Our approach to working with women is holistic and trauma informed. Women’s lives are complicated. They often have multiple needs. We take a holistic approach which works with the whole woman, not just one issue or problem area.
Women we work with typically present with 4 or more of the following needs.
Our approach is non-judgemental and relational and we work both on a one-to-one basis and in groups.
We help women to access other specialist services and help to co-ordinate this support around the woman. It is a distinct way of working that is both holistic and psychologically informed and balances support and empathy with boundary setting, challenging and pro-social modelling.
Q: Why are women referred to you?
A: Women are referred to our holistic support service because they are facing a crisis. Sometimes they find themselves in the criminal justice system. Other times they are involved in social care services as a result of a safeguarding issue. Some are referred because they are unable to address their mental health needs through mainstream services, or are struggling to keep themselves safe. Underlying all of this is usually a history of trauma as a result of childhood abuse, domestic violence, sexual violence and neglect.
Q: So the support you provide depends on what has been happening to the woman?
A: Yes. Women who have been through trauma are significantly more likely to experience depression, anxiety, self harm and be service users of mental health services. They are more likely to live in poverty, to be repeat victims of violence, to misuse alcohol and drugs, to be diagnosed with a severe and enduring mental health problem and become involved in the criminal justice system.
Q: What kinds of issues are they trying to cope with?
A: A lot of them have low self-worth, and often come to us angry or frightened. In many cases they are socially isolated and find it difficult to take a longer term view. They often present with behaviours and coping strategies that are interpreted as anti-social. Often, they are seen as someone who is a problem rather than someone who has a problem
Q: So they feel ‘locked’ into their patterns of behaviour?
A: Yes, they can often find it hard to change their circumstances and patterns of behaviour. These issues also mean that they find it difficult to access mainstream support and a common pattern is engaging in short term, limited care when in crisis which often fails to make lasting changes to medium and long-term outcomes. They often find forming and maintaining relationships difficult and can experience their lives as chaotic. Making changes can also put them at risk of further violence and abuse.
Q: So what do you do to help break this cycle?
A: We offer a ‘trauma-informed’ system of care which involves the integration of trauma concepts and trauma sensitive responses into our day-to-day practice. The way in which we design and deliver our services takes into account a woman’s history of trauma and how this helps us to understand and help her.
Q: What does a ‘trauma-informed’ system of care look like?

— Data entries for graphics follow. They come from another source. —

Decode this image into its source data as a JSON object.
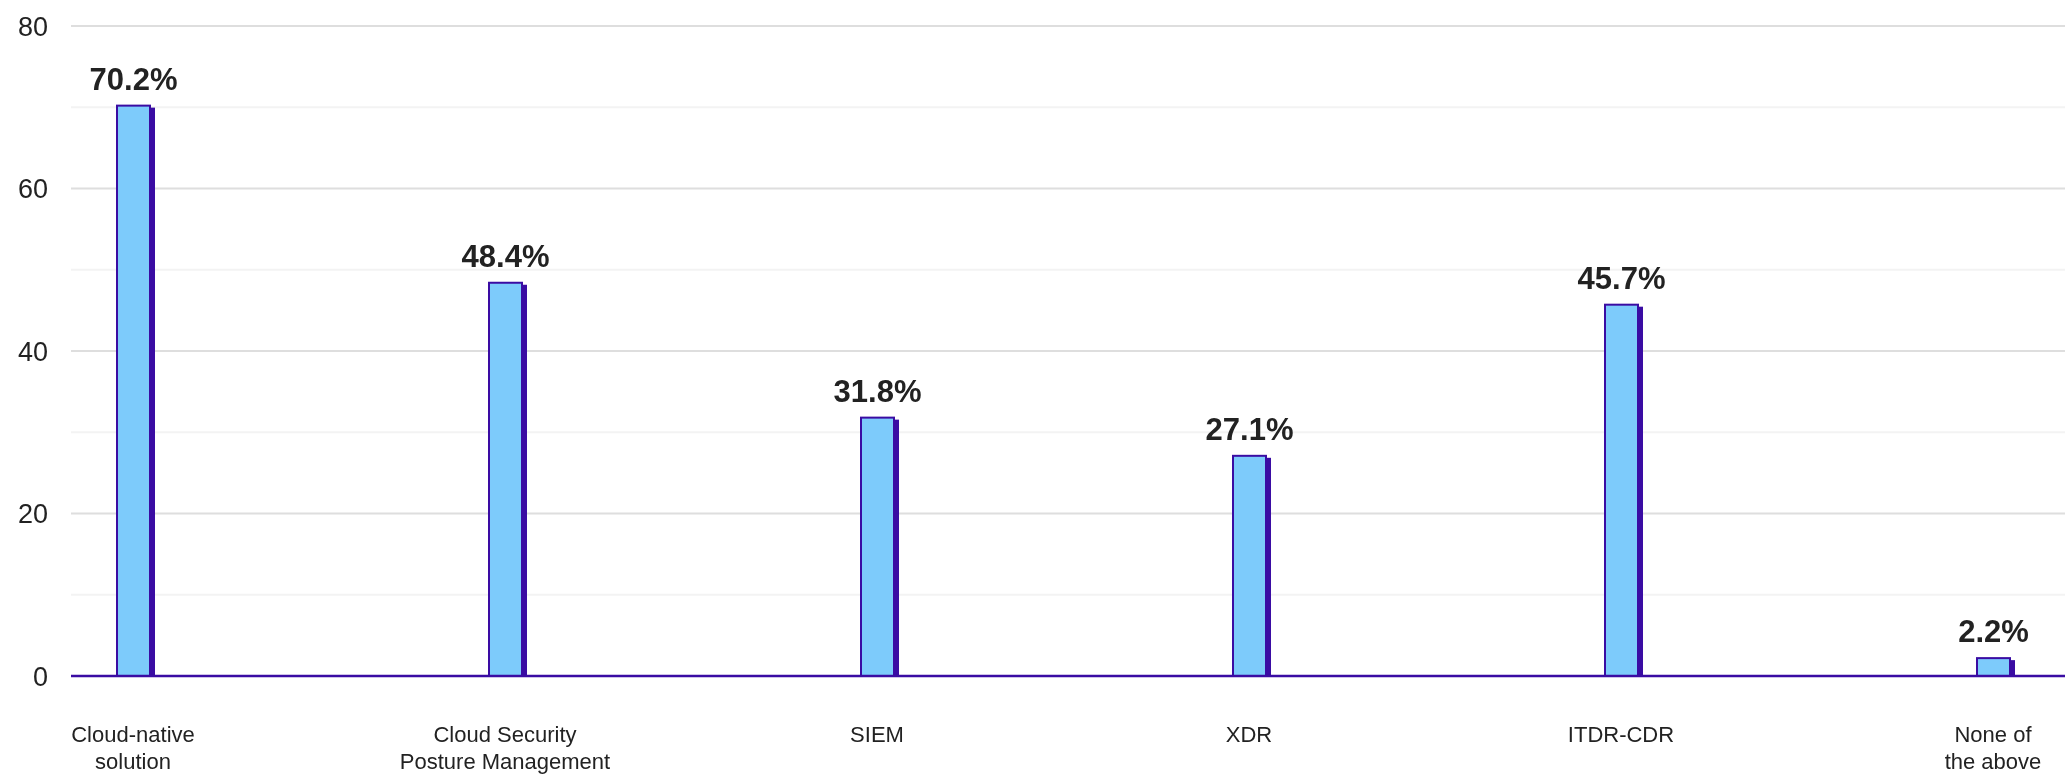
{
  "chart_data": {
    "type": "bar",
    "categories": [
      "Cloud-native solution",
      "Cloud Security Posture Management",
      "SIEM",
      "XDR",
      "ITDR-CDR",
      "None of the above"
    ],
    "values": [
      70.2,
      48.4,
      31.8,
      27.1,
      45.7,
      2.2
    ],
    "color": "#7dcbfb",
    "value_labels": [
      "70.2%",
      "48.4%",
      "31.8%",
      "27.1%",
      "45.7%",
      "2.2%"
    ],
    "ylim": [
      0,
      80
    ],
    "yticks": [
      0,
      {
        "value": 10,
        "label": null
      },
      20,
      {
        "value": 30,
        "label": null
      },
      40,
      {
        "value": 50,
        "label": null
      },
      60,
      {
        "value": 70,
        "label": null
      },
      80
    ],
    "grid": "y"
  }
}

A: Our services embody the principles of trauma-informed care in that they are:
- Designed to maximise safety
- Strengths-based and person-centred
- Routinely screens for trauma in the client’s history
- Recognises and responds to the role of trauma in a person’s life and the issues they present with
- Delivers interventions which raise awareness of the client’s trauma response to support their self-awareness and self-efficacy
- Creates a supportive and reflective working environment for all staff to help reduce the impact of their clients’ trauma on their own wellbeing
- Offers access to trauma-focussed psycho-educational programmes and psychological therapies
Q: What happens after a referral?
A: We assign a Caseworker to each woman as a single point of contact, providing one-to-one practical and emotional support, advocacy and case management. This allows the woman to build a sense of trust and of being valued and cared about. This is a crucial first step in creating change and is built through treating women as equals, listening, sensitive enquiry and practical support to address immediate problems and developing a woman-centred support package to meet the women’s identified needs and longer term goals.
Q: How do you support people to change?
A: With acceptance of change being a pre-condition to recovery, the Caseworker is able to give encouragement and belief in the client’s ability to change. The approach is “strengths based” and acknowledges the potential protective and supportive role of the woman’s community and familial networks. Through this approach we are able to support women to take steps to improve their circumstances and facilitate their recovery.
Q: What about the impact of your service and improved outcomes for families?
A: Working with vulnerable women holistically to make these changes can reduce demands on state services including primary and emergency healthcare, police, prisons, probation services and courts, housing and homelessness services and social care agencies. It can also significantly improve long term outcomes for the children of women with complex needs.